An OpenPGP certificate store abstraction and implementation.
This crates provides a unified, high-level API for different
certificate stores via the Store
and StoreUpdate
traits. It also
provides a number of helper functions and data structures, like
UserIDIndex
to help implement this functionality. Finally, the
CertStore
data structure combines multiple certificate backends in a
transparent way to users.
This crate supports multiple backends: CertD
uses an [OpenPGP
Certificate Directory]. Certs
manages a bunch of certificates
in-memory. It can be loaded with certificates from a keyring, a
keybox, a database, etc. It can also be used as the basis for a new
backend, which actually writes changes back to the underlying store.

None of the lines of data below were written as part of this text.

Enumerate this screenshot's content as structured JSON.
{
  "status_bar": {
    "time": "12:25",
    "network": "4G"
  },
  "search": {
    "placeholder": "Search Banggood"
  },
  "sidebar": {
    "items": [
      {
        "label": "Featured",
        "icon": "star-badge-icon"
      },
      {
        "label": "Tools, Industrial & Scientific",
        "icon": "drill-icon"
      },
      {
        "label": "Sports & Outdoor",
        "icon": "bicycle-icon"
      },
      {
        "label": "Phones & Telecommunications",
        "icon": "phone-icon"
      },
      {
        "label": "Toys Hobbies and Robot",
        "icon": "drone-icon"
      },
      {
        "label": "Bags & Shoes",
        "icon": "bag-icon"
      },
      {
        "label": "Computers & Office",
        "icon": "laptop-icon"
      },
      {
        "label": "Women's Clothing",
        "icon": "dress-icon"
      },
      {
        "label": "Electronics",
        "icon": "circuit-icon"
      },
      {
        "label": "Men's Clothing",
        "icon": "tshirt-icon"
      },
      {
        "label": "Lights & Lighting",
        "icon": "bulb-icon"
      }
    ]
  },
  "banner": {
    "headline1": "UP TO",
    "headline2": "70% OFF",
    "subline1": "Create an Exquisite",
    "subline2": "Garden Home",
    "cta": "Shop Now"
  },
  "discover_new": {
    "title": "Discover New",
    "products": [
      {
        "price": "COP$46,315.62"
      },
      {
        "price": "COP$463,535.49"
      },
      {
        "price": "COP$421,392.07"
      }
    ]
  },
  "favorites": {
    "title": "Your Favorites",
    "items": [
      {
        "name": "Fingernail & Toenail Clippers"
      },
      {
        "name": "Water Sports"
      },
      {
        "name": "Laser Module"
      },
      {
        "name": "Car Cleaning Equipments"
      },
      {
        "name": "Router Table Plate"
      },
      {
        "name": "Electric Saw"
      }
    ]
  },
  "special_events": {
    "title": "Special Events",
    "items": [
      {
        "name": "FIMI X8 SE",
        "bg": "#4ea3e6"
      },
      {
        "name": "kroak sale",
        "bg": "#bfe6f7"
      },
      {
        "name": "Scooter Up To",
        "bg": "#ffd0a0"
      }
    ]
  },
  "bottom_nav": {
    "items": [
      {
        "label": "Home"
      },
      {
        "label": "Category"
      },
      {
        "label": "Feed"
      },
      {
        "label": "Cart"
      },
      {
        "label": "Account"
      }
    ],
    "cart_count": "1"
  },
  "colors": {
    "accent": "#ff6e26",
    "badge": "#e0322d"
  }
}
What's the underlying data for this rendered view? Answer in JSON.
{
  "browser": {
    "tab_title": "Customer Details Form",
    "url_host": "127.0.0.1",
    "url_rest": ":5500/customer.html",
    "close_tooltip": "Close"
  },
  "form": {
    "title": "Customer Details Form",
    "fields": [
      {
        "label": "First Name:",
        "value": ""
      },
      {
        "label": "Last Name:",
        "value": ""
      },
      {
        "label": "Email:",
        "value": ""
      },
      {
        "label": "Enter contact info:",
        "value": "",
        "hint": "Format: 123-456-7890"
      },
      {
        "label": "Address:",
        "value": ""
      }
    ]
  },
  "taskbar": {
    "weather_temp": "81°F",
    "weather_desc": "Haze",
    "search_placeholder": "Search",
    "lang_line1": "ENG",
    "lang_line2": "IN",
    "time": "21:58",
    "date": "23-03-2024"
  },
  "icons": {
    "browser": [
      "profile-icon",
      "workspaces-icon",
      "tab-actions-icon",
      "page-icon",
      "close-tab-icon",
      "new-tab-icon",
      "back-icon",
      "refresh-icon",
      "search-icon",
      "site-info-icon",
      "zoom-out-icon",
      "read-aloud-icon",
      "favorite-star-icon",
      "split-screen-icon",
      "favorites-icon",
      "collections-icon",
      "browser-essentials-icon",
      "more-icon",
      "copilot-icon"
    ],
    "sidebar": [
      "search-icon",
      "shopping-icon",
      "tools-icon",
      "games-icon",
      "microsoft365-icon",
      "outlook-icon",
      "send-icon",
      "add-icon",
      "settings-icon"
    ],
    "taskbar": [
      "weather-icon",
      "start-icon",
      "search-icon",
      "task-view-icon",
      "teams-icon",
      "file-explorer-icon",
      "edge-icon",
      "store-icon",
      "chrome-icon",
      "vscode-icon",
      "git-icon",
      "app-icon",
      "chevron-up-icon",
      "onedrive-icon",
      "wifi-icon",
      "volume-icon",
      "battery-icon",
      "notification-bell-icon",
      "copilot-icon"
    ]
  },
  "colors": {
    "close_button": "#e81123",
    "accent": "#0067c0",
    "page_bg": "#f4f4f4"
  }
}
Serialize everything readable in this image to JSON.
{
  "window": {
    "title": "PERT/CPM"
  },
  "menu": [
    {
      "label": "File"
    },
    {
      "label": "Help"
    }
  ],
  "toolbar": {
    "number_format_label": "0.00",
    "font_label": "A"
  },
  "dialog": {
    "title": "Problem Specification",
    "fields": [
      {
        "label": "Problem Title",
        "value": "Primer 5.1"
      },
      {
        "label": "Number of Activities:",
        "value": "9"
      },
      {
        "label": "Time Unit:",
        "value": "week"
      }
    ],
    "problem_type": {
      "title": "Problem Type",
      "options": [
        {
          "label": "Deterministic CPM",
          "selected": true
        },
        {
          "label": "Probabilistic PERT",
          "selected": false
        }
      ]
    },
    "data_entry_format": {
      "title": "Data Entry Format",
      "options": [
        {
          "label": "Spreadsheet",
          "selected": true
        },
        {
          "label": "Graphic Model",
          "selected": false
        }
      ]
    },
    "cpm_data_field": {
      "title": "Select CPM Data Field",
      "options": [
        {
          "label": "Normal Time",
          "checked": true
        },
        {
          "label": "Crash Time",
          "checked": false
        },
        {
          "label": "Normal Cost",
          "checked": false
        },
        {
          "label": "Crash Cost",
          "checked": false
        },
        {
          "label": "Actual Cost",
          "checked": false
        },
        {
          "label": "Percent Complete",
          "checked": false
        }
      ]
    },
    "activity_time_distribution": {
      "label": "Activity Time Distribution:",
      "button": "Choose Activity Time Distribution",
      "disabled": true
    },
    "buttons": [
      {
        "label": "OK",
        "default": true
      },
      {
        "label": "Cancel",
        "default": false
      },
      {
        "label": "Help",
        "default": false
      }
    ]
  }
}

Finally, there is a key server backend, which can fetch certificates
via HKPS and WKD.
To use sequoia-cert-store
from your project, you should add the following
to your crate's Cargo.toml
:
toml
[dependencies]
sequoia-cert-store = "0.1"
sequoia-openpgp = { version = "1.0.0", default-features = false }
To compile your crate you would then run:
$ cargo build --release --features sequoia-openpgp/crypto-default
$ cargo test --features sequoia-openpgp/crypto-default
$ cargo doc --no-deps --features sequoia-openpgp/crypto-default
If you do not disable the use of sequoia-openpgp
's default features,
then sequoia-openpgp
will select the default cryptographic backend,
and your users won't be able to easily compile your crate with a
different cryptographic backend.
sequoia-openpgp
currently uses Nettle as its default cryptographic
backend. sequoia-openpgp
also supports OpenSSL
(sequoia-openpgp/crypto-openssl
), Windows CNG
(sequoia-openpgp/crypto-cng
), and Rust Crypto
(sequoia-openpgp/crypto-rust
). For more information about building
sequoia-openpgp
, please refer to [sequoia-openpgp
's README]. This
also includes information about the different backends' [build
requirements].
sequoia-cert-store is distributed under the terms of LGPL 2.0 or later.
See LICENSE.txt and CONTRIBUTING.md for details.